É pra você abrir na estrada – Disse ele.
Ta bom – respondeu ela e entrou no ônibus...antes de vencer a portinhola, ainda com a carta na mão, parou e olhou para trás e deu um tchau com a outra mão...
O Tom correspondeu e ficou ali parado...com os olhos cheios de lágrimas... ficou a olhar o ônibus descer a avenida, contornar o trevo e sumir na curva da estrada...Não resistiu tanta dor e as lágrimas voltaram novamente...as pessoas na rua ficaram olhando pra ele, talvez sem entender ou talvez quem presenciou sempre eles ali, tinham entendido...A dor era imensa...imensa...
Logo que a Mel entrou, o ônibus deu partida por isso quando ela conseguiu se acomodar direito, Paraíso já havia ficado para trás e ela não cabia de curiosidade para abri aquela carta.
Com cuidado foi logo abrindo o envelope para não rasgar as folhas, já que o mesmo parecia abarrotado delas.
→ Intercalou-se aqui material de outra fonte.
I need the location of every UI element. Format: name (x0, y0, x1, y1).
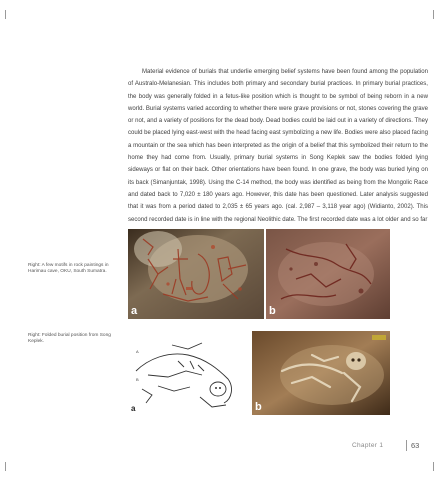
rock-painting-photo-b (266, 229, 390, 319)
burial-caption: Right: Folded burial position from Song Keplek. (28, 333, 111, 345)
svg-text:B: B (136, 377, 139, 382)
rock-painting-caption: Right: A few motifs in rock paintings in Harimau cave, OKU, South Sumatra. (28, 263, 109, 275)
svg-text:A: A (136, 349, 139, 354)
crop-mark (5, 10, 6, 19)
crop-mark (433, 10, 434, 19)
burial-photo-b (252, 331, 390, 415)
crop-mark (5, 462, 6, 471)
crop-mark (433, 462, 434, 471)
body-paragraph: Material evidence of burials that underlie emerging belief systems have been found among the population of Australo-Melanesian. This includes both primary and secondary burial practices. In primary burial practices, the body was generally folded in a fetus-like position which is thought to be symbol of being reborn in a new world. Burial systems varied according to whether there were grave provisions or not, stones covering the grave or not, and a variety of positions for the dead body. Dead bodies could be laid out in a variety of directions. They could be placed lying east-west with the head facing east symbolizing a new life. Bodies were also placed facing a mountain or the sea which has been interpreted as the origin of a belief that this symbolized their return to the home they had come from. Usually, primary burial systems in Song Keplek saw the bodies folded lying sideways or flat on their back. Other orientations have been found. In one grave, the body was buried lying on its back (Simanjuntak, 1998). Using the C-14 method, the body was identified as being from the Mongolic Race and dated back to 7,020 ± 180 years ago. However, this date has been questioned. Later analysis suggested that it was from a period dated to 2,035 ± 65 years ago. (cal. 2,987 – 3,118 year ago) (Widianto, 2002). This second recorded date is in line with the regional Neolithic date. The first recorded date was a lot older and so far (128, 69, 428, 223)
page-number: 63 (411, 441, 420, 450)
figure-label: a (131, 305, 138, 317)
figure-label: b (269, 305, 276, 317)
footer-divider (406, 440, 407, 451)
figure-label: b (255, 401, 262, 413)
figure-label: a (131, 404, 136, 413)
burial-drawing-a (128, 331, 250, 415)
chapter-label: Chapter 1 (352, 442, 384, 449)
rock-painting-photo-a (128, 229, 264, 319)
body-text (128, 66, 428, 226)
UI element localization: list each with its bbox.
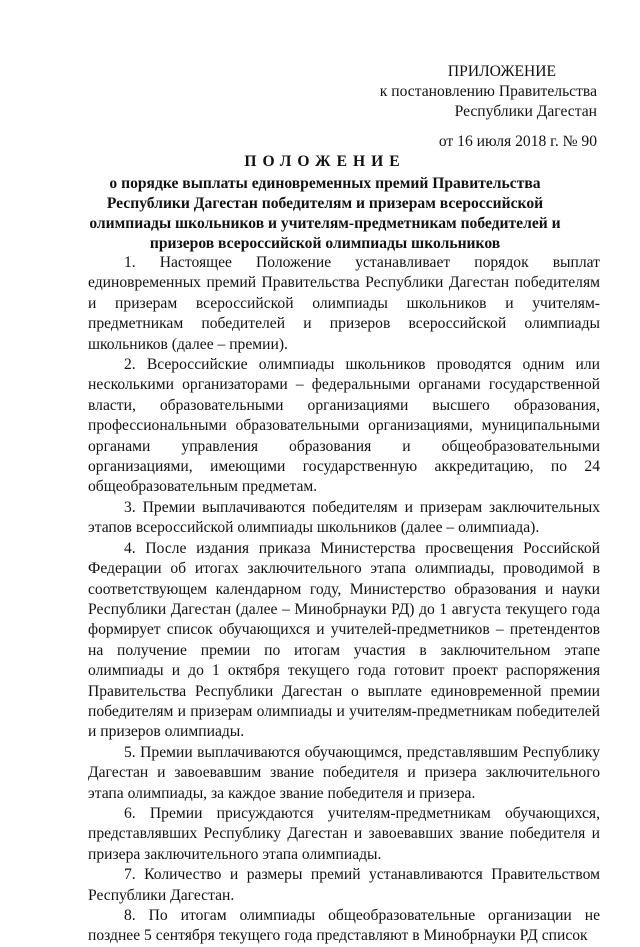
paragraph-3: 3. Премии выплачиваются победителям и призерам заключительных этапов всероссийской олимпиады школьников (далее – олимпиада). <box>88 498 600 537</box>
paragraph-8: 8. По итогам олимпиады общеобразовательные организации не позднее 5 сентября текущего года представляют в Минобрнауки РД список <box>88 907 600 945</box>
paragraph-2: 2. Всероссийские олимпиады школьников проводятся одним или несколькими организаторами – федеральными органами государственной власти, образовательными организациями высшего образования, профессиональными образовательными организациями, муниципальными органами управления образования и общеобразовательными организациями, имеющими государственную аккредитацию, по 24 общеобразовательным предметам. <box>88 356 600 496</box>
paragraph-7: 7. Количество и размеры премий устанавливаются Правительством Республики Дагестан. <box>88 866 600 904</box>
appendix-date: от 16 июля 2018 г. № 90 <box>438 133 597 150</box>
paragraph-1: 1. Настоящее Положение устанавливает порядок выплат единовременных премий Правительства Республики Дагестан победителям и призерам всероссийской олимпиады школьников и учителям-предметникам победителей и призеров всероссийской олимпиады школьников (далее – премии). <box>88 254 600 353</box>
paragraph-6: 6. Премии присуждаются учителям-предметникам обучающихся, представлявших Республику Дагестан и завоевавших звание победителя и призера заключительного этапа олимпиады. <box>88 804 600 863</box>
document-body <box>88 253 600 947</box>
document-subtitle: о порядке выплаты единовременных премий Правительства Республики Дагестан победителям и призерам всероссийской олимпиады школьников и учителям-предметникам победителей и призеров всероссийской олимпиады школьников <box>89 175 561 252</box>
appendix-line-2: Республики Дагестан <box>454 103 597 120</box>
paragraph-5: 5. Премии выплачиваются обучающимся, представлявшим Республику Дагестан и завоевавшим звание победителя и призера заключительного этапа олимпиады, за каждое звание победителя и призера. <box>88 743 600 802</box>
appendix-line-1: к постановлению Правительства <box>379 83 597 100</box>
appendix-header <box>367 62 597 152</box>
document-title-block <box>80 152 570 254</box>
appendix-title: ПРИЛОЖЕНИЕ <box>447 63 557 80</box>
paragraph-4: 4. После издания приказа Министерства просвещения Российской Федерации об итогах заключительного этапа олимпиады, проводимой в соответствующем календарном году, Министерство образования и науки Республики Дагестан (далее – Минобрнауки РД) до 1 августа текущего года формирует список обучающихся и учителей-предметников – претендентов на получение премии по итогам участия в заключительном этапе олимпиады и до 1 октября текущего года готовит проект распоряжения Правительства Республики Дагестан о выплате единовременной премии победителям и призерам олимпиады и учителям-предметникам победителей и призеров олимпиады. <box>88 539 600 741</box>
document-title: ПОЛОЖЕНИЕ <box>244 153 406 170</box>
À medida em que seus olhos iam correndo as linhas dos escritos, seu coração começava a bater em descompasso...algo dentro dela se manifestara de um jeito como nunca havia feito antes, rompendo assim, os limites, as regras, as fronteiras, os dogmas impostos pela vida. Ali naquela poltrona daquele ônibus ela pode ser pela primeira vez “ela mesma” e deixou que o sentimento que tanto tentou esconder lhe viesse à tona...Só agora começava a tomar consciência de quem ela estava deixando para trás...só agora, estava caindo a ficha de que àquela não foi mais um até logo e sim, uma despedida, um adeus...
E mesmo sendo durona, não conseguiu segurar...e um nó se fez na sua garganta...releu muitas vezes e em todas elas as emoções, as lembranças lhe vieram de todos os lados...Só agora tomou consciência do tamanho do seu bem querer por àquele menino...
Se pudesse, voltaria o ônibus e lhe daria um abraço de despedida...lhe dizia um monte de coisa que ora tomava conta da sua alma...a saudade já se fazia presente...E ficava a perguntar: porque a vida tinha que ser assim? porque existiam as despedidas??porque???
Quanta pureza, quanta nobreza, quanto sentimento existiam ali naqueles escritos.
Voltava e relia agora os trechos que mais lhe chamaram atenção e dentre muitos estavam àqueles:
“Oi Mel...
Está chegando a hora da despedida..são tantas coisas pra te dizer que na hora não saberei como falar, então achei melhor ir colocando no papel...”
“...nesse momento sinto um nó tampar minha garganta...as lágrimas insistem em molhar o meu rosto...está muito doído...desculpa, estou chorando...”
“...sei que você ficou aborrecida, chateada porque pegou prova final, né?mas isso foi um jeito que Deus encontrou para que eu pudesse ter a sua companhia um pouco mais...”
Como ela não havia pensado nisso é bem possível que fosse isso mesmo.
Ainda estava a caminho da sua cidade e a alegria das férias já havia dado lugar a uma saudade...o seu coração estava também muito triste, a dor da saudade do seu amigo já apertava o coração.